The actors in our play are L, A1, A2, B1 and X. We start off with L, B1 and X doing a Paxos instance on ballot 1 with value v1, but the accept message to B1 is delayed. Then X crashes, and polls A1, A2 and B1 for its max proposal number (according to B1, it is 1); then A1, A2 and X run a Paxos instance on ballot 2 with value v2. In the meantime, B1 receives the delayed accept message, and sends the accept-ok, and L assumes that v1 was chosen. However, A1, A2 and X can run a protocol, and furthermore they can be using a different value of v2.

I’ve also discovered the correct formulation for the safety condition in my original protocol: the condition is that once a value has been globally chosen (a majority of nodes have received the accept message), a majority of nodes must continue to know about the value.

I’m working with the complete proof, it takes time, and I’ll show you later.

I’d like to first show that your counter-example for my protocol is incorrect.

Because the delayed accept message can be checked with epoch vector. After X recovered and polled to B1, B1 had updated its epoch vector, and would ignore the delayed message.

You have figured out your safety condition correctly.
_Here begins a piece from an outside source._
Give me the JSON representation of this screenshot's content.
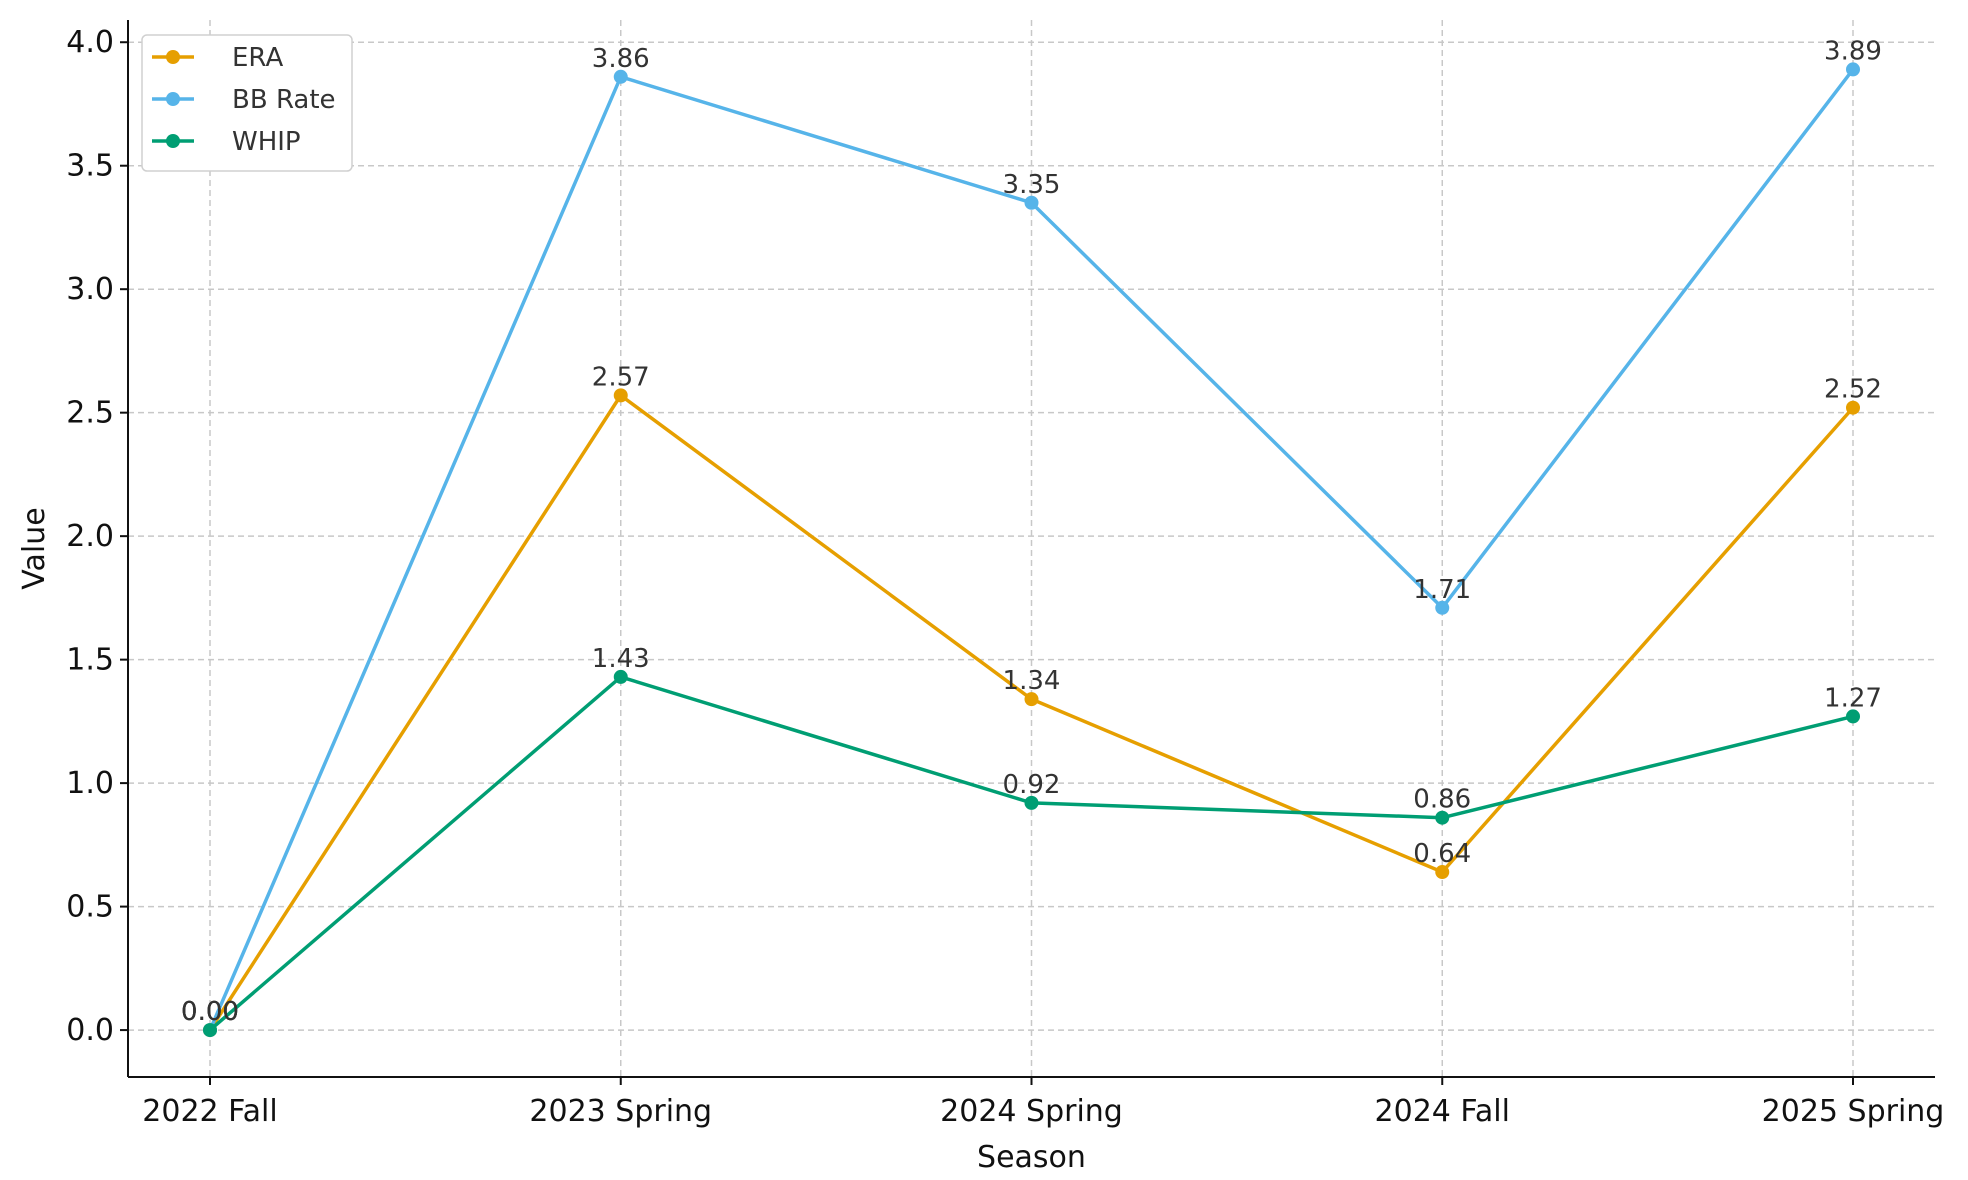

But how can you ensure this condition in a real system?

Monitoring the number of correct nodes is easy, but monitoring the number of correct nodes which have kept the chosen value is not trivial. Moreover, this condition is too strict for a practical system.

I’m wondering whether you’re familiar with PaxosLease, it’s a Paxos variation for leases (Google it). Also, our ScalienDB product has an implementation of both Paxos and PaxosLease, check out https://github.com/scalien/scaliendb/tree/master/src/Framework/Replication

Only peripherally. My understanding is that PaxosLease is a bit simpler in some ways, which makes recovery easier.

@Marton Trencseni

In fact, PaxosLease does not solve the same problem.

PaxosLease works because it’s not a typical state machine replication setting in which chosen values of consensus instances are update operations applied to state machines. In PaxosLease, the chosen values are the states directly!

So your can simply forget any previous consensus instance as long as you have attended in a latest instance and get a new state!

By waiting for a maximal lease, the acceptor can guarantee that the global state has been changed, so it can simply forget any previous promise.

But in typical state machine replication, to reach the latest state, you have to remember the results of all consensus instances, which the diskless acceptors in PaxosLease can’t help.